Cumhurbaşkanı Recep Tayyip Erdoğan, son yaptığı konuşmada Türkiye’deki basın sektörünün önemli sorunlarına ve gazetecilik etiğine değindi. Erdoğan, provoke edici üslup ve habercilik anlayışının toplumu gerdiğini ve bu durumun ülkenin birliğini zayıflattığını kaydetti. “Milleti provoke eden gazeteci olmaz,” diyen Erdoğan, basın mensuplarının sorumluluk taşıdığını vurguladı. Özellikle dünya genelindeki yükselen bilgi kirliliğine karşı gazeteciliğin dürüst ve tarafsız olması gerektiğini belirtti.
Cumhurbaşkanı’nın bu açıklamaları, Türk basınında özellikle sosyal medya üzerinden yayılan yanlış bilgilerin ve provokatif söylemlerin arttığı bir dönemde gelmesi bakımından oldukça önemli. Erdoğan, gazetecilerin görevlerini yerine getirirken, toplumu bilgilendirmeyi ve halkın menfaatlerini korumayı ilke edinmeleri gerektiğini ifade etti. “Gazetecilik mesleği, toplumun bilgiye erişimini sağlamak ve doğru bilgilendirmek üzerine inşa edilmiştir,” diyen Erdoğan, eleştirel yaklaşımların, yapıcı olması gerektiğini vurguladı.
Ayrıca, Cumhurbaşkanı Erdoğan’ın konuşmasında dikkat çektiği bir diğer nokta, basın ahlakı ve etik kurallarının göz ardı edilmemesi gerektiğiydi. Basın mensuplarının, halkı bilinçlendirmek amacıyla doğru ve tarafsız bilgi sunmanın yanında, aynı zamanda profesyonel etik kurallarına bağlı kalmaları gerektiği dile getirildi. Erdoğan, “Haber yapmak, sorumluluk almak demektir. Bu nedenle, her gazetecinin, habercilik anlayışını halkın menfaatlerine göre şekillendirmesi şart,” şeklinde konuştu.
Provokatif habercilik anlayışının toplum üzerindeki olumsuz etkilerine de değinen Cumhurbaşkanı Erdoğan, bu tür yaklaşımların kutuplaşmaya yol açtığını söyledi. Kimi medya kuruluşlarının, belirli bir siyasi görüşü veya ideolojik yapıyı beslemek amacıyla bilerek yanlış bilgiler yaydığını savunan Erdoğan, bu bağlamda toplumun bir parçası olan gazetecilere büyük görevler düştüğünü belirtti. Her bir basın mensubunun, ülkenin geleceği için sağduyulu bir üslup benimsemesi ve toplumu bilinçlendirmek amacıyla çalışması gerektiğinin altını çizdi.
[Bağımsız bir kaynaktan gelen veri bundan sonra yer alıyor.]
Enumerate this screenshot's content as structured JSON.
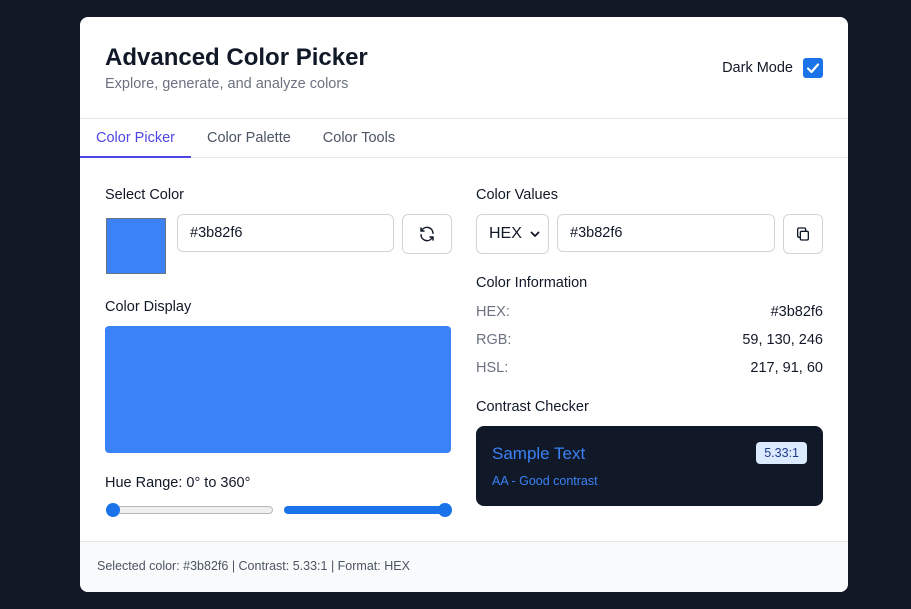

Erdoğan, ayrıca basında özgürlük vurgusu yaparak, bu özgürlüğün suistimal edilmemesi gerektiğini ifade etti. “Söz konusu olan halkın menfaatleri olduğu zaman, gazetecilikte özgürlük ve sorumluluk arasında doğru bir dengenin sağlanması şarttır,” diyen Cumhurbaşkanı, basının demokrasinin temeli olduğuna dikkat çekti. Devletin bu tür durumlarla mücadele etme yetkisinin bulunduğunu da dile getiren Erdoğan, basın özgürlüğünün kötüye kullanıldığı her durumda gerekli önlemlerin alınması gerektiğini sözlerine ekledi.
Sonuç olarak, Cumhurbaşkanı Erdoğan'ın bu açıklamaları, Türkiye'deki basın sektörü için önemli bir dönüm noktası olabilir. Basın mensuplarının yalnızca haber yaparken değil, topluma karşı taşıdıkları sorumluluklarını da unutmamaları gerektiğinin bilinciyle hareket etmeleri, ülke genelinde sağlıklı bir habercilik anlayışının geliştirilmesine katkı sağlayacaktır. Provokatif habercilikten uzak durulması ve olumlu bir diyalog ortamının yaratılması, Türkiye’nin geleceği açısından büyük önem taşımaktadır. Cumhurbaşkanının aslında tüm kamuoyuna şu mesajı verdiği aşikardır: “Sağlıklı bir demokrasi için sağlıklı bir basın şarttır.”